Überlegen Sie sich, ob ein E-Mail das richtige Kommunikationsmittel ist. Dabei spielen Kriterien wie Genauigkeit, Schnelligkeit, Vertraulichkeit und Komplexität eine Rolle. Grundsätzlich gilt: Je komplexer eine Kommunikationsaufgabe ist, desto weniger sollte Sie per E-Mail erledigt werden.

Zum Beispiel ist die Vereinbarung eines Termins bereits relativ komplex. Per E-Mail können da gut und gerne drei, vier E-Mails hin und her wechseln. Per Telefon ist eine solche Aufgabe in 2 Minuten erledigt.
 
Weiteres Beispiel: Wälzen Sie keine Probleme, vor allem zwischenmenschliche, per E-Mail platt. Sobald Sie merken, dass ein Sachverhalt zu komplex oder eben persönlich wird, greifen Sie zum Telefon, um die Sache zu klären oder um ein Gespräch zu vereinbaren. Sie sparen dabei eine Menge Zeit und beugen Missverständnissen vor.
 
Ein Brief wirkt mehr als ein E-Mail
Klar, E-Mails sind modern und Zeichen eines zeitgemässen Lebensstils. Wenn Sie aber mit Ihrer Kommunikation eine nachhaltige Wirkung erzielen wollen, dann seien Sie ruhig etwas altmodisch: Schreiben Sie wieder einmal einen Brief, eventuell sogar handschriftlich.
 
Wie Sie ein E-Mail verfassen sollten
Grundsätzlich ist ratsam: Verlassen Sie nie die sachliche Ebene und schreiben Sie E-Mails kurz, klar und prägnant.
Überlegen Sie sich, welche Informationen und welchen Wissensstand der Empfänger braucht, um zu verstehen, was Sie meinen. Versetzen Sie sich kurz in den Empfänger Ihrer Zeilen und überlegen Sie sich: Wird aus meinem E-Mail wirklich klar, was ich mitteilen will?

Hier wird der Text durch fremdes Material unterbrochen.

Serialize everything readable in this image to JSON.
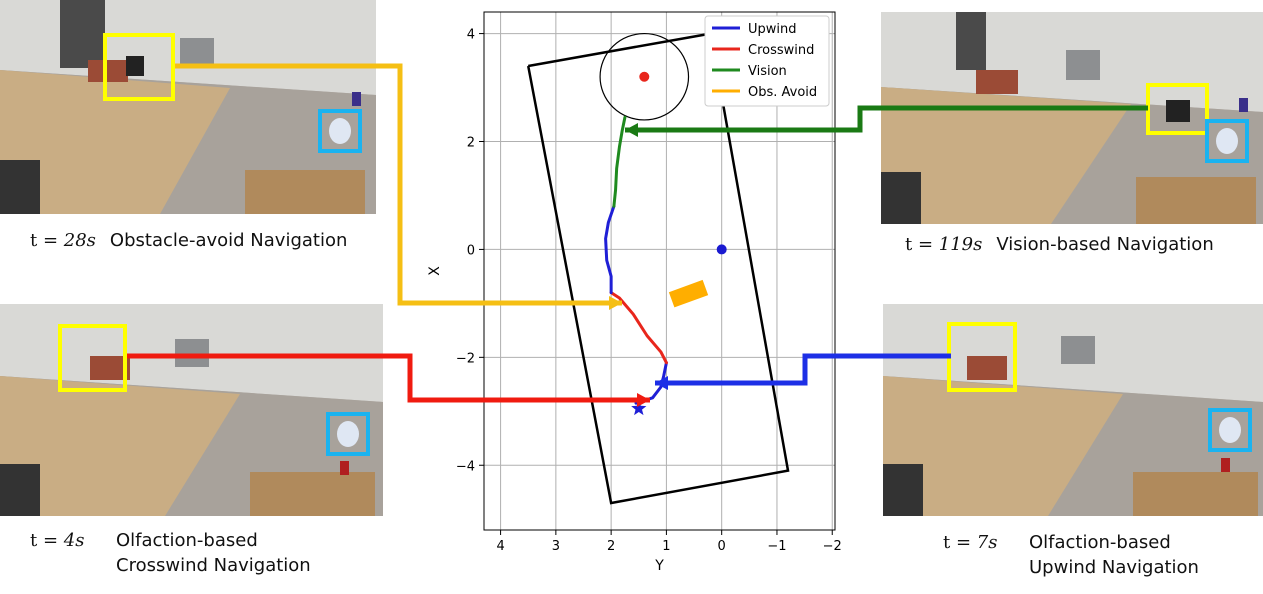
{
  "panels": {
    "top_left": {
      "time": "28",
      "unit": "s",
      "label": "Obstacle-avoid Navigation"
    },
    "top_right": {
      "time": "119",
      "unit": "s",
      "label": "Vision-based Navigation"
    },
    "bottom_left": {
      "time": "4",
      "unit": "s",
      "label_line1": "Olfaction-based",
      "label_line2": "Crosswind Navigation"
    },
    "bottom_right": {
      "time": "7",
      "unit": "s",
      "label_line1": "Olfaction-based",
      "label_line2": "Upwind Navigation"
    }
  },
  "colors": {
    "upwind": "#1f1fd6",
    "crosswind": "#e8261c",
    "vision": "#1f8a1f",
    "obs_avoid": "#ffae00",
    "target_box": "#ffff00",
    "robot_box": "#1ab3f0",
    "arrow_obstacle": "#f5bf14",
    "arrow_vision": "#1a7a14",
    "arrow_crosswind": "#f01b10",
    "arrow_upwind": "#1d2fe6"
  },
  "chart_data": {
    "type": "line",
    "xlabel": "Y",
    "ylabel": "X",
    "xlim": [
      4.3,
      -2.05
    ],
    "ylim": [
      -5.2,
      4.4
    ],
    "xticks": [
      "4",
      "3",
      "2",
      "1",
      "0",
      "−1",
      "−2"
    ],
    "yticks": [
      "4",
      "2",
      "0",
      "−2",
      "−4"
    ],
    "xtick_values": [
      4,
      3,
      2,
      1,
      0,
      -1,
      -2
    ],
    "ytick_values": [
      4,
      2,
      0,
      -2,
      -4
    ],
    "grid": true,
    "legend": {
      "position": "top-right",
      "entries": [
        "Upwind",
        "Crosswind",
        "Vision",
        "Obs. Avoid"
      ]
    },
    "arena_outline": [
      [
        3.5,
        3.4
      ],
      [
        0.2,
        4.0
      ],
      [
        -1.2,
        -4.1
      ],
      [
        2.0,
        -4.7
      ],
      [
        3.5,
        3.4
      ]
    ],
    "goal_circle": {
      "center": [
        1.4,
        3.2
      ],
      "radius": 0.8
    },
    "goal_point": [
      1.4,
      3.2
    ],
    "origin_point": [
      0.0,
      0.0
    ],
    "obstacle": {
      "center": [
        0.6,
        -0.82
      ],
      "width": 0.65,
      "height": 0.3,
      "angle": -20
    },
    "start_marker": [
      1.5,
      -2.95
    ],
    "series": [
      {
        "name": "Upwind",
        "points": [
          [
            1.55,
            -2.85
          ],
          [
            1.25,
            -2.75
          ],
          [
            1.1,
            -2.55
          ],
          [
            1.05,
            -2.35
          ],
          [
            1.0,
            -2.1
          ]
        ]
      },
      {
        "name": "Crosswind",
        "points": [
          [
            1.0,
            -2.1
          ],
          [
            1.1,
            -1.9
          ],
          [
            1.35,
            -1.6
          ],
          [
            1.6,
            -1.2
          ],
          [
            1.85,
            -0.9
          ],
          [
            2.0,
            -0.8
          ]
        ]
      },
      {
        "name": "Upwind",
        "points": [
          [
            2.0,
            -0.8
          ],
          [
            2.0,
            -0.5
          ],
          [
            2.08,
            -0.2
          ],
          [
            2.1,
            0.2
          ],
          [
            2.05,
            0.5
          ],
          [
            1.95,
            0.8
          ]
        ]
      },
      {
        "name": "Vision",
        "points": [
          [
            1.95,
            0.8
          ],
          [
            1.92,
            1.1
          ],
          [
            1.9,
            1.5
          ],
          [
            1.85,
            1.9
          ],
          [
            1.8,
            2.2
          ],
          [
            1.75,
            2.45
          ]
        ]
      }
    ]
  }
}
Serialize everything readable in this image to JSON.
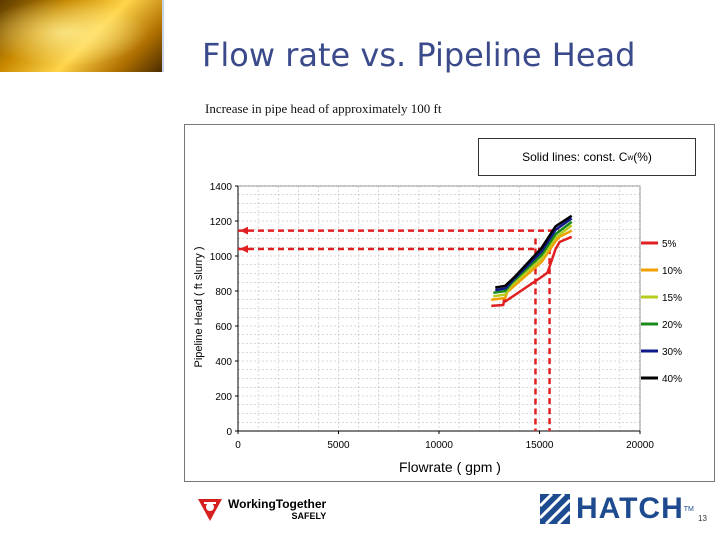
{
  "slide": {
    "title": "Flow rate vs. Pipeline Head",
    "subtitle": "Increase in pipe head of approximately 100 ft",
    "page_number": "13",
    "footer_left": {
      "line1": "WorkingTogether",
      "line2": "SAFELY"
    },
    "footer_right": "HATCH",
    "footer_right_tm": "TM"
  },
  "note": {
    "prefix": "Solid lines: const. C",
    "subscript": "w",
    "suffix": " (%)"
  },
  "chart_data": {
    "type": "line",
    "title": "",
    "xlabel": "Flowrate ( gpm )",
    "ylabel": "Pipeline Head ( ft slurry )",
    "xlim": [
      0,
      20000
    ],
    "ylim": [
      0,
      1400
    ],
    "x_ticks": [
      "0",
      "5000",
      "10000",
      "15000",
      "20000"
    ],
    "y_ticks": [
      "0",
      "200",
      "400",
      "600",
      "800",
      "1000",
      "1200",
      "1400"
    ],
    "grid": true,
    "legend_position": "right",
    "series": [
      {
        "name": "5%",
        "color": "#e02020",
        "points": [
          [
            12600,
            715
          ],
          [
            13200,
            720
          ],
          [
            13250,
            760
          ],
          [
            13300,
            740
          ],
          [
            15100,
            880
          ],
          [
            15400,
            905
          ],
          [
            15800,
            1040
          ],
          [
            16000,
            1080
          ],
          [
            16600,
            1110
          ]
        ]
      },
      {
        "name": "10%",
        "color": "#f0a000",
        "points": [
          [
            12600,
            750
          ],
          [
            13300,
            760
          ],
          [
            13400,
            795
          ],
          [
            15100,
            965
          ],
          [
            15800,
            1085
          ],
          [
            16000,
            1110
          ],
          [
            16600,
            1145
          ]
        ]
      },
      {
        "name": "15%",
        "color": "#b8cc20",
        "points": [
          [
            12700,
            770
          ],
          [
            13300,
            780
          ],
          [
            13500,
            820
          ],
          [
            15100,
            985
          ],
          [
            15800,
            1105
          ],
          [
            16600,
            1175
          ]
        ]
      },
      {
        "name": "20%",
        "color": "#1a8a1a",
        "points": [
          [
            12700,
            790
          ],
          [
            13300,
            800
          ],
          [
            13600,
            845
          ],
          [
            15100,
            1005
          ],
          [
            15800,
            1125
          ],
          [
            16600,
            1195
          ]
        ]
      },
      {
        "name": "30%",
        "color": "#101a8a",
        "points": [
          [
            12800,
            805
          ],
          [
            13300,
            815
          ],
          [
            13700,
            865
          ],
          [
            15100,
            1025
          ],
          [
            15800,
            1150
          ],
          [
            16600,
            1215
          ]
        ]
      },
      {
        "name": "40%",
        "color": "#000000",
        "points": [
          [
            12800,
            820
          ],
          [
            13300,
            830
          ],
          [
            13800,
            885
          ],
          [
            15100,
            1045
          ],
          [
            15800,
            1170
          ],
          [
            16600,
            1230
          ]
        ]
      }
    ],
    "annotations": {
      "color": "#e02020",
      "horizontal_lines": [
        {
          "y": 1145,
          "x_end": 16000
        },
        {
          "y": 1040,
          "x_end": 15600
        }
      ],
      "vertical_lines": [
        {
          "x": 14800,
          "y_top": 1100
        },
        {
          "x": 15500,
          "y_top": 1045
        }
      ]
    }
  }
}
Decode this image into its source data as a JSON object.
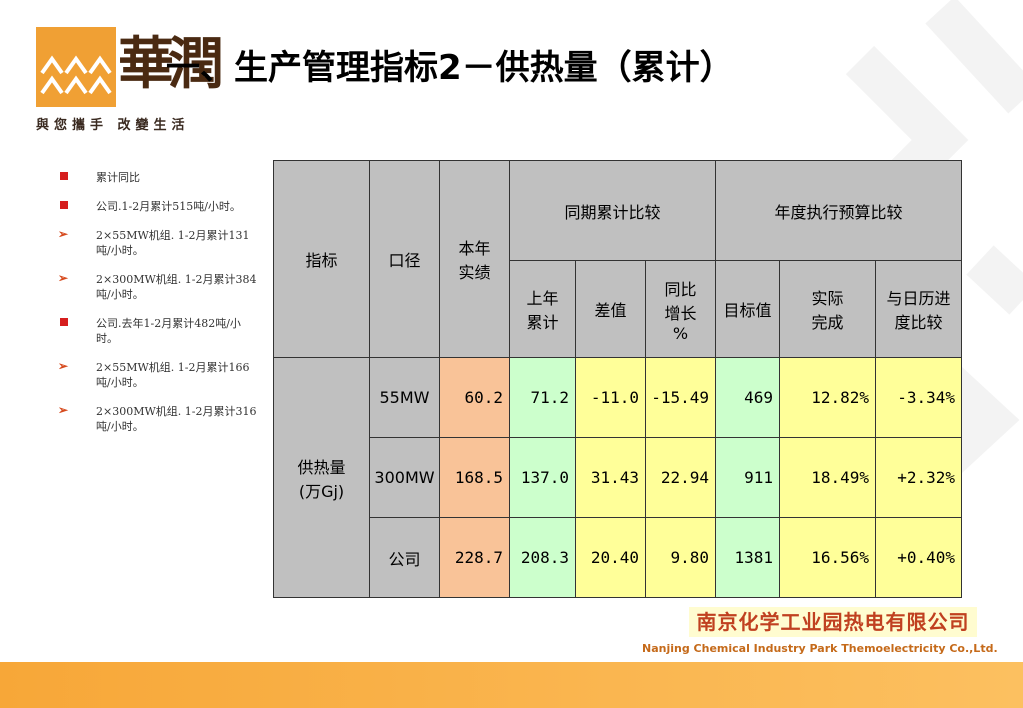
{
  "header": {
    "title": "一、生产管理指标2－供热量（累计）",
    "logo_chars": "華潤",
    "slogan": "與您攜手 改變生活"
  },
  "bullets": [
    {
      "marker": "square",
      "text": "累计同比"
    },
    {
      "marker": "square",
      "text": "公司.1-2月累计515吨/小时。"
    },
    {
      "marker": "arrow",
      "text": "2×55MW机组. 1-2月累计131吨/小时。"
    },
    {
      "marker": "arrow",
      "text": "2×300MW机组. 1-2月累计384吨/小时。"
    },
    {
      "marker": "square",
      "text": "公司.去年1-2月累计482吨/小时。"
    },
    {
      "marker": "arrow",
      "text": "2×55MW机组. 1-2月累计166吨/小时。"
    },
    {
      "marker": "arrow",
      "text": "2×300MW机组. 1-2月累计316吨/小时。"
    }
  ],
  "table": {
    "headers": {
      "indicator": "指标",
      "caliber": "口径",
      "actual": "本年\n实绩",
      "period_group": "同期累计比较",
      "budget_group": "年度执行预算比较",
      "prev_cum": "上年\n累计",
      "diff": "差值",
      "yoy": "同比\n增长\n%",
      "target": "目标值",
      "completion": "实际\n完成",
      "progress": "与日历进\n度比较"
    },
    "indicator_name": "供热量\n(万Gj)",
    "rows": [
      {
        "caliber": "55MW",
        "actual": "60.2",
        "prev_cum": "71.2",
        "diff": "-11.0",
        "yoy": "-15.49",
        "target": "469",
        "completion": "12.82%",
        "progress": "-3.34%"
      },
      {
        "caliber": "300MW",
        "actual": "168.5",
        "prev_cum": "137.0",
        "diff": "31.43",
        "yoy": "22.94",
        "target": "911",
        "completion": "18.49%",
        "progress": "+2.32%"
      },
      {
        "caliber": "公司",
        "actual": "228.7",
        "prev_cum": "208.3",
        "diff": "20.40",
        "yoy": "9.80",
        "target": "1381",
        "completion": "16.56%",
        "progress": "+0.40%"
      }
    ]
  },
  "footer": {
    "company_cn": "南京化学工业园热电有限公司",
    "company_en": "Nanjing Chemical Industry Park Themoelectricity  Co.,Ltd."
  },
  "colors": {
    "accent_orange": "#f0a034",
    "actual_cell": "#f9c398",
    "green_cell": "#ccffcc",
    "yellow_cell": "#ffff99",
    "header_gray": "#c0c0c0"
  }
}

Schreiben Sie im ersten Satz konkret, worum es geht und was Sie erreichen wollen.
Führen Sie alle Informationen an (Was, Wer, Wie, Wann, Wo, Wie viel) und machen Sie zum Schluss, falls nötig, einen Entscheidungsvorschlag.

Gliedern Sie den Text mit Absätzen, die durch eine Leerzeile getrennt sind. Vermeiden Sie "Bandwürmer" ohne Struktur. Wer einen Text gliedert zeigt, dass er sich mit der Materie auseinandergesetzt hat, dass er strukturiert denkt und vor allem, dass er zuerst denkt und dann schreibt.
 
Aussagefähige Betreffzeile und nur ein Thema pro E-Mail
Verfassen Sie immer eine Betreffzeile und zwar so, dass der Empfänger sofort erkennt, worum es geht. Betreffzeilen wie „Diverses“ oder „Allgemein“ oder „Marketing“ sind zu vermeiden.

Daraus geht auch hervor, dass man pro E-Mail nur über ein Thema schreibt. Dies erleichtert dem Verfasser und dem Empfänger die Bearbeitung und Organisation des E-Mails.